Tithing Time: Using Social Media for Good
Here we are in 2011 already. It has been some time since I’ve blogged at all, final exams and clients being what they are (worthy of time!). But today I came across a short excerpt I thought I’d share, from the thought leaders at Harvard Business Review. The article is about the choices we make around the use of social media, and outlines strategies to improve the quality of both your online time and offline relationships, and here is a direct quote:
What problems am I choosing to fix with the help of the Internet? The village that needs a new water pump. The prospect of climate change. The aunt who needs a new beau. The creative vacuum left by the implosion of your garage band. Whether it’s a problem for you, your community or the world, the Internet can help you fix it. Tithing 10% of your time online — from micro-volunteering to online activism to writing a heartfelt note to a lonely friend — is a structured way to ensure that the Internet becomes part of the solution instead of part of the problem. This can be the year in which you get serious about the Internet as the single most promising problem-solver in a world that faces many fast-growing problems.

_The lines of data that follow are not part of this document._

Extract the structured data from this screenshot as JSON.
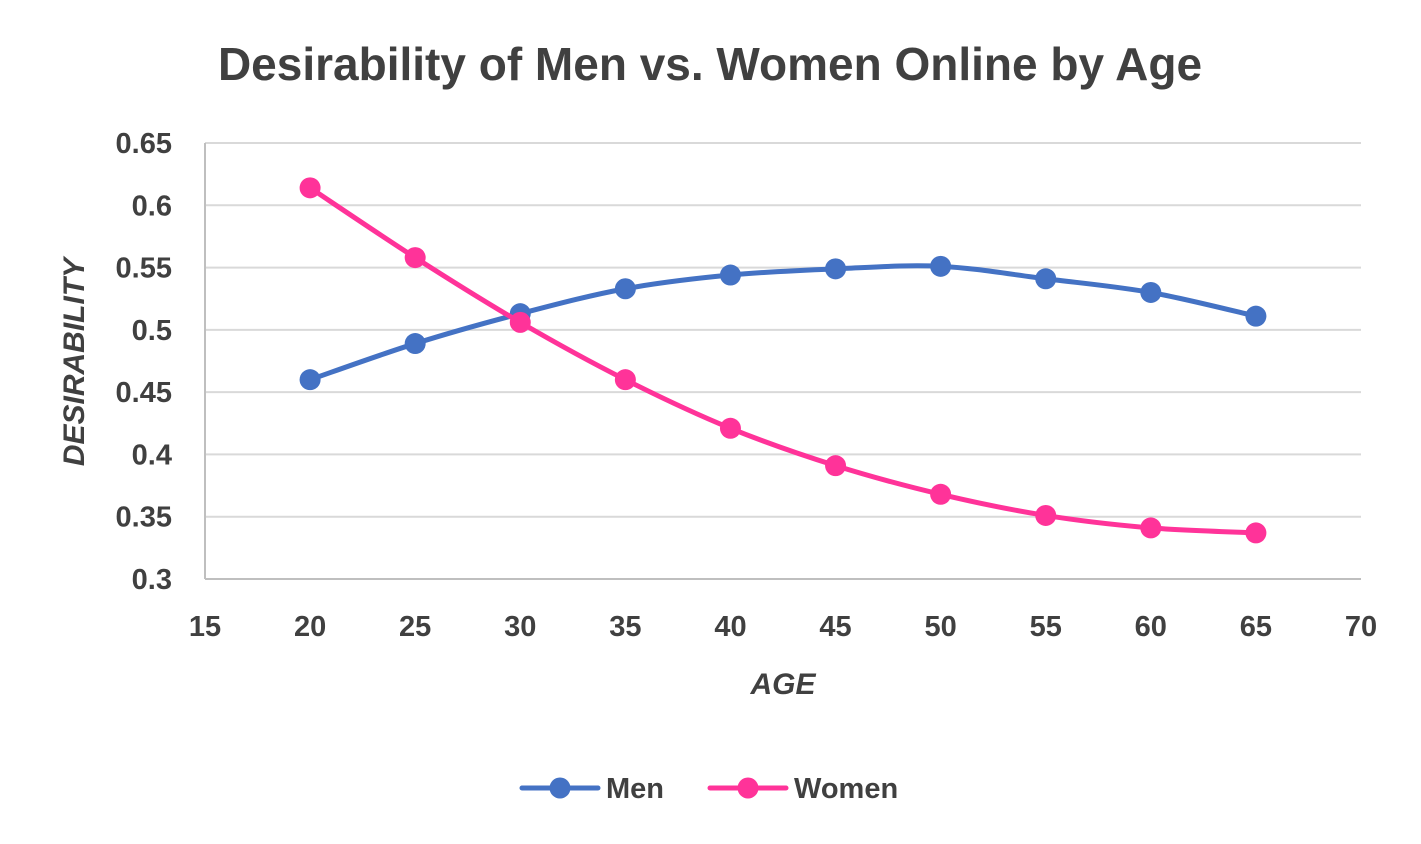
{
  "chart_data": {
    "type": "line",
    "title": "Desirability of Men vs. Women Online by Age",
    "xlabel": "AGE",
    "ylabel": "DESIRABILITY",
    "xlim": [
      15,
      70
    ],
    "ylim": [
      0.3,
      0.65
    ],
    "x_ticks": [
      15,
      20,
      25,
      30,
      35,
      40,
      45,
      50,
      55,
      60,
      65,
      70
    ],
    "x_tick_labels": [
      "15",
      "20",
      "25",
      "30",
      "35",
      "40",
      "45",
      "50",
      "55",
      "60",
      "65",
      "70"
    ],
    "y_ticks": [
      0.3,
      0.35,
      0.4,
      0.45,
      0.5,
      0.55,
      0.6,
      0.65
    ],
    "y_tick_labels": [
      "0.3",
      "0.35",
      "0.4",
      "0.45",
      "0.5",
      "0.55",
      "0.6",
      "0.65"
    ],
    "grid": true,
    "smooth": true,
    "legend_position": "bottom",
    "x": [
      20,
      25,
      30,
      35,
      40,
      45,
      50,
      55,
      60,
      65
    ],
    "series": [
      {
        "name": "Men",
        "color": "#4472c4",
        "values": [
          0.46,
          0.489,
          0.513,
          0.533,
          0.544,
          0.549,
          0.551,
          0.541,
          0.53,
          0.511
        ]
      },
      {
        "name": "Women",
        "color": "#ff3399",
        "values": [
          0.614,
          0.558,
          0.506,
          0.46,
          0.421,
          0.391,
          0.368,
          0.351,
          0.341,
          0.337
        ]
      }
    ]
  }
}
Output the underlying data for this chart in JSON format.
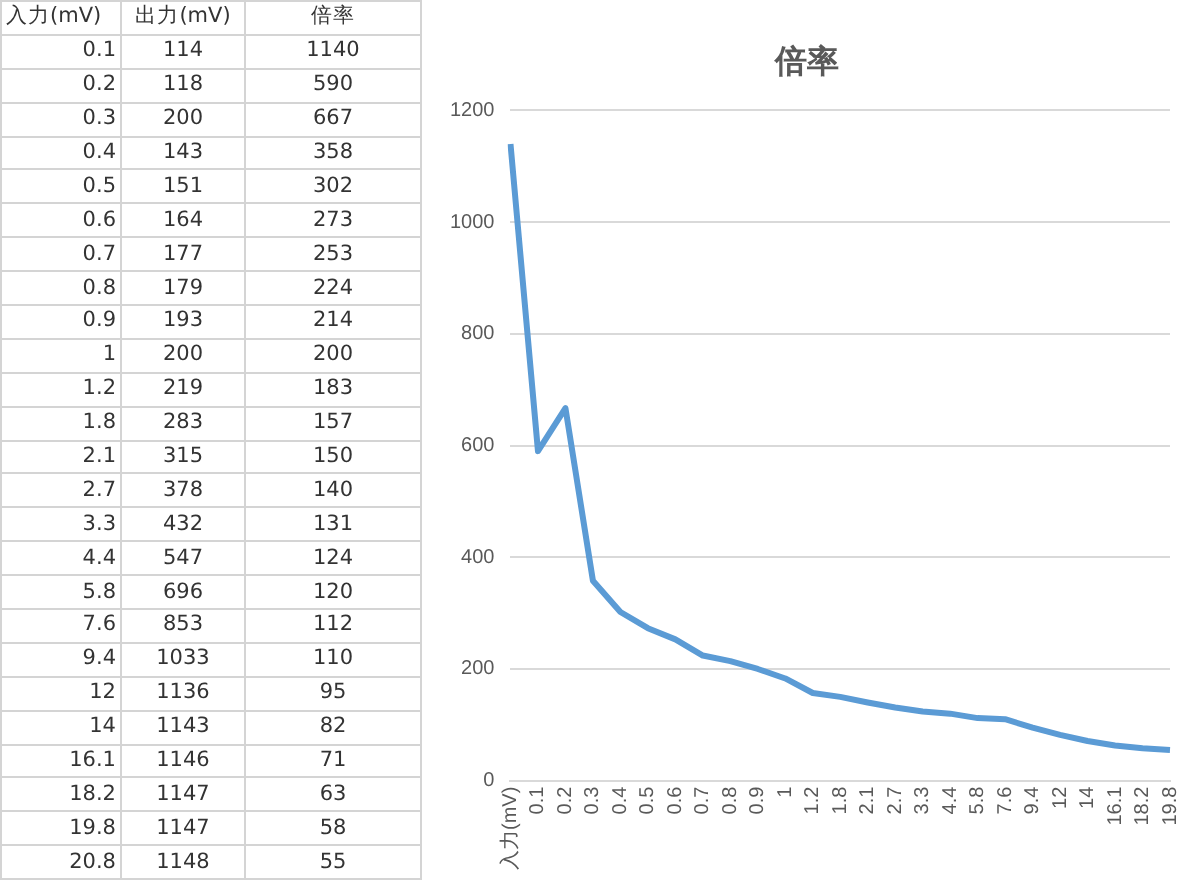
{
  "chart_data": [
    {
      "type": "heatmap",
      "ylabel": "入力(mV)",
      "categories": [
        "出力(mV)",
        "倍率"
      ],
      "color": "#ffffff",
      "data_labels": true,
      "y_categories": [
        "0.1",
        "0.2",
        "0.3",
        "0.4",
        "0.5",
        "0.6",
        "0.7",
        "0.8",
        "0.9",
        "1",
        "1.2",
        "1.8",
        "2.1",
        "2.7",
        "3.3",
        "4.4",
        "5.8",
        "7.6",
        "9.4",
        "12",
        "14",
        "16.1",
        "18.2",
        "19.8",
        "20.8"
      ],
      "cells": [
        [
          114,
          1140
        ],
        [
          118,
          590
        ],
        [
          200,
          667
        ],
        [
          143,
          358
        ],
        [
          151,
          302
        ],
        [
          164,
          273
        ],
        [
          177,
          253
        ],
        [
          179,
          224
        ],
        [
          193,
          214
        ],
        [
          200,
          200
        ],
        [
          219,
          183
        ],
        [
          283,
          157
        ],
        [
          315,
          150
        ],
        [
          378,
          140
        ],
        [
          432,
          131
        ],
        [
          547,
          124
        ],
        [
          696,
          120
        ],
        [
          853,
          112
        ],
        [
          1033,
          110
        ],
        [
          1136,
          95
        ],
        [
          1143,
          82
        ],
        [
          1146,
          71
        ],
        [
          1147,
          63
        ],
        [
          1147,
          58
        ],
        [
          1148,
          55
        ]
      ]
    },
    {
      "type": "line",
      "title": "倍率",
      "categories": [
        "入力(mV)",
        "0.1",
        "0.2",
        "0.3",
        "0.4",
        "0.5",
        "0.6",
        "0.7",
        "0.8",
        "0.9",
        "1",
        "1.2",
        "1.8",
        "2.1",
        "2.7",
        "3.3",
        "4.4",
        "5.8",
        "7.6",
        "9.4",
        "12",
        "14",
        "16.1",
        "18.2",
        "19.8"
      ],
      "values": [
        1140,
        590,
        667,
        358,
        302,
        273,
        253,
        224,
        214,
        200,
        183,
        157,
        150,
        140,
        131,
        124,
        120,
        112,
        110,
        95,
        82,
        71,
        63,
        58,
        55
      ],
      "color": "#5b9bd5",
      "ylim": [
        0,
        1200
      ],
      "yticks": [
        0,
        200,
        400,
        600,
        800,
        1000,
        1200
      ],
      "grid": "y",
      "legend": false,
      "marker": "none",
      "line_style": "solid"
    }
  ]
}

Tithing time! What a great phrase and great idea, to boot. I know when I get on line, much of my time — other than work-or-MBA-related research — is used to play Scrabble with a dedicated cohort of friends. Not exactly world-changing, although my vocabulary is getting better daily (“indican”, “bice” and “whilom”, anyone?). How much change could I do if I donated 10% of my online time to something that made the world just a little better?
So, this year, I am going to try something new. I am not sure what that will look like, exactly, but when I do, I’ll be back to you. And while I am sure it will involve some personal things, I am also sure it will have repercussions for things that organizations can also do en masse that will make the worlds they operate in just a little better, too.